El Madrid logró igualar temporalmente (1-2) gracias a dos grandes jugadas que culminaron en goles de Mbappé y Güler, pero Sorloth empató (2-2) antes del descanso con un gran cabezazo, luego del cual se fue a celebrar con la afición. Eso es tarjeta roja directa, sin duda, y habría sido la segunda para Sorloth, ya que previamente había recibido una por una entrada peligrosa sobre Courtois. Sin embargo, si el equipo no tiene ni siquiera el ánimo de exigir dicha tarjeta al árbitro (Arberola Rojas), ¿por qué debería hacerla La Galerna?
Con el empate nos retiramos al descanso. Al reanudarse el encuentro, Arberola pitó un penalti en contra del Madrid que podría haberse resuelto con un simple tiro libre indirecto por juego peligroso. No obstante, si los hombres de Xabi no muestran la competitividad necesaria para rodear al árbitro pidiendo una aclaración, ¿por qué deberíamos hacerlo nosotros?
El Madrid jugó de forma desastrosa y fue abrumadoramente derrotado. Aún peor que eso es la falta de energía, de tensión, que se evidenció tanto en su mansedumbre ante las decisiones polémicas como en otras muchas cosas: la falta de concentración en los balones aéreos, la clara impresión de que no se comunican entre sí en el campo, la ingenuidad en un ambiente hostil.
Esta falta de ímpetu está íntimamente relacionada con un defecto menos doloroso, pero igualmente preocupante: la inexperiencia. Contamos con un equipo sumamente talentoso, pero tan joven que peca de una ingenuidad propia de novices. Este problema, ya identificado anteriormente, se manifestó con mayor crudeza ayer, generando inquietud, y podría solucionarse con algo que, por naturaleza, escasea alrededor de Concha Espina: paciencia.

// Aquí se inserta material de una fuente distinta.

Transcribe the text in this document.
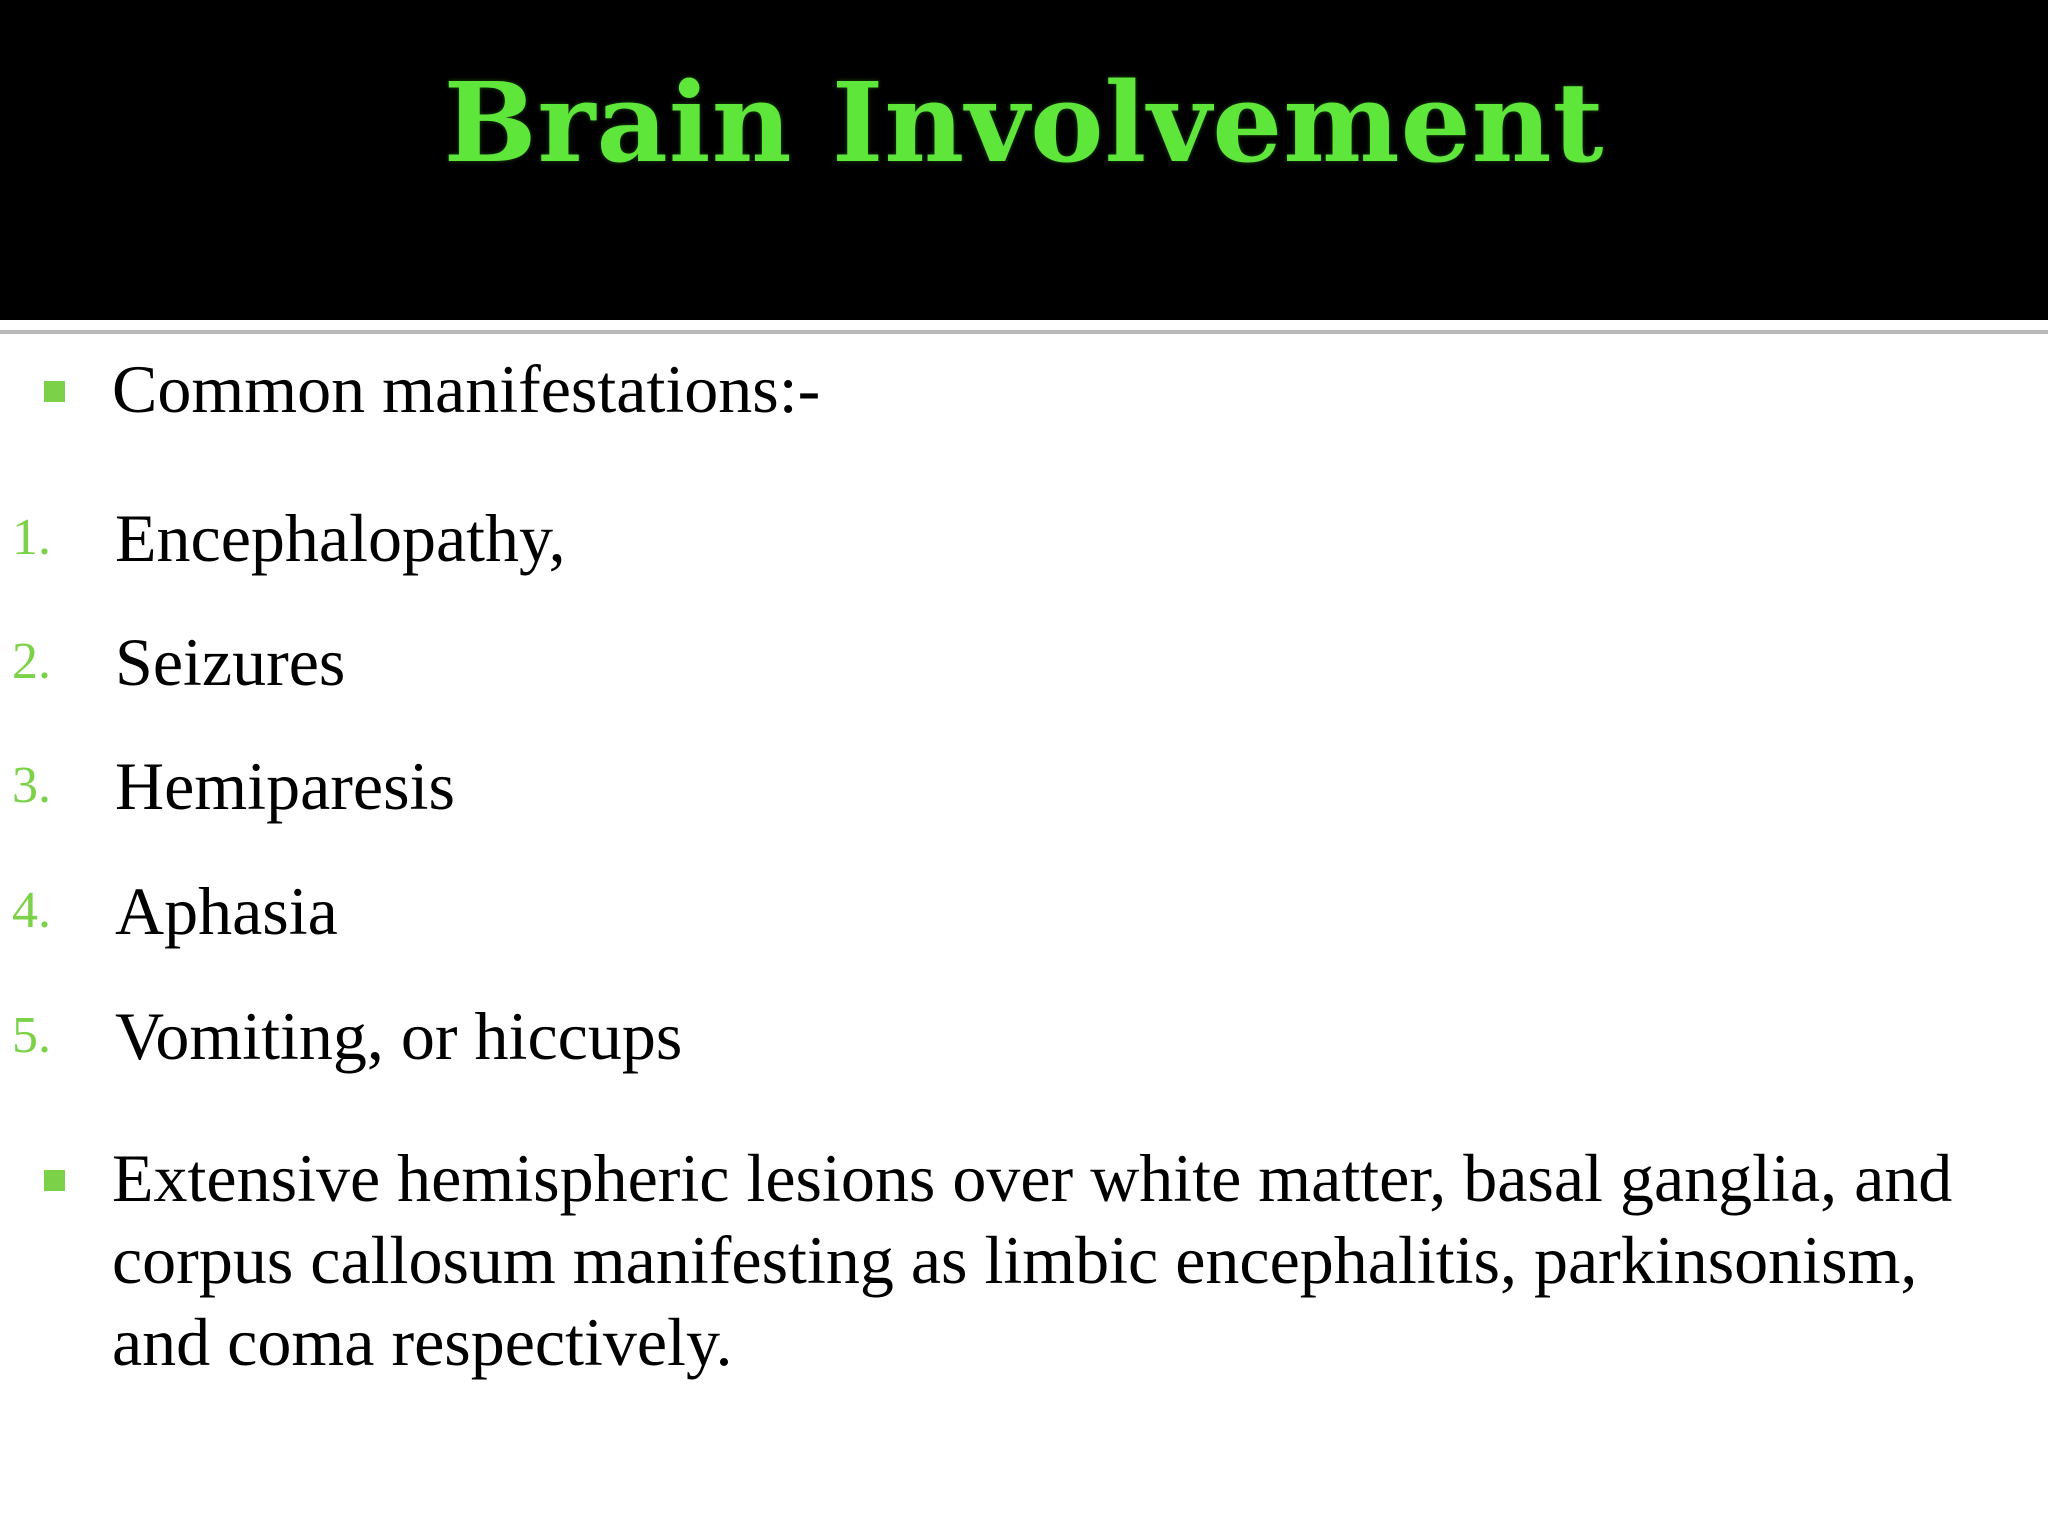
Brain Involvement
Common manifestations:-
1. Encephalopathy,
2. Seizures
3. Hemiparesis
4. Aphasia
5. Vomiting, or hiccups
Extensive hemispheric lesions over white matter, basal ganglia, and corpus callosum manifesting as limbic encephalitis, parkinsonism, and coma respectively.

Estas dos características (inexperiencia y laxitud) son las que nos llevan por el camino de la amargura en esta mañana aciaga, más que el mal juego, porque el equipo tiene potencial y puede volver a jugar bien. Pero hay rivales mucho más fuertes que el Atleti en el horizonte. Si no aprendemos rápidamente a jugar ese “otro fútbol”, el que distingue a los que son astutos y decididos de los soñadores, nos van a destrozar como nos destrozaron ayer los del Cholo.
Ah, casi lo olvidamos. Estábamos aquí por las portadas.
Ya está, ya las habéis visto. ¿Se puede llevar el día con cierta normalidad después de haberlas visto? Sí, se puede. Resultan muy molestas, pero se puede. Lo que realmente cuenta es vivir con la sensación de que nuestro equipo no compitió, como Xabi reconoció en la rueda de prensa, y no compitió porque careció de malicia y solvencia, además de jugar muy mal, sin alma, y porque el propio Xabi desconcertó a todos al dejar a Mastantuono en el banquillo y recuperarlo después… pero para sustituir a Güler, que estaba siendo de lo más destacado del encuentro.
La decepción es monumental. En el madridismo hay un destino que implica no solo que nos van a ganar, sino que pueden golearnos rivales directos en la lucha por los títulos, y la sensación de que ese cruel destino prevalezca es inaguantable para una afición que naturalmente es exigente.
En el último año, hemos sufrido goleadas humillantes a manos del equipo cliente de Negreira, del PSG y ahora también del Atlético de Madrid. Solo queda entender la rabia del aficionado blanco y asumirla como propia.
La Galerna sigue creyendo en este equipo y en este entrenador. Es un proyecto con potencial de ser exitoso, aunque podría contar con piezas que lo mejoren. Esto pensábamos antes de este partido, y seguimos pensándolo. Pero necesita urgentemente un gran partido contra un rival de envergadura en un corto plazo, para lo cual deberá corregir con rapidez las deficiencias de juego y, sobre todo, de carácter que ayer se hicieron evidentes.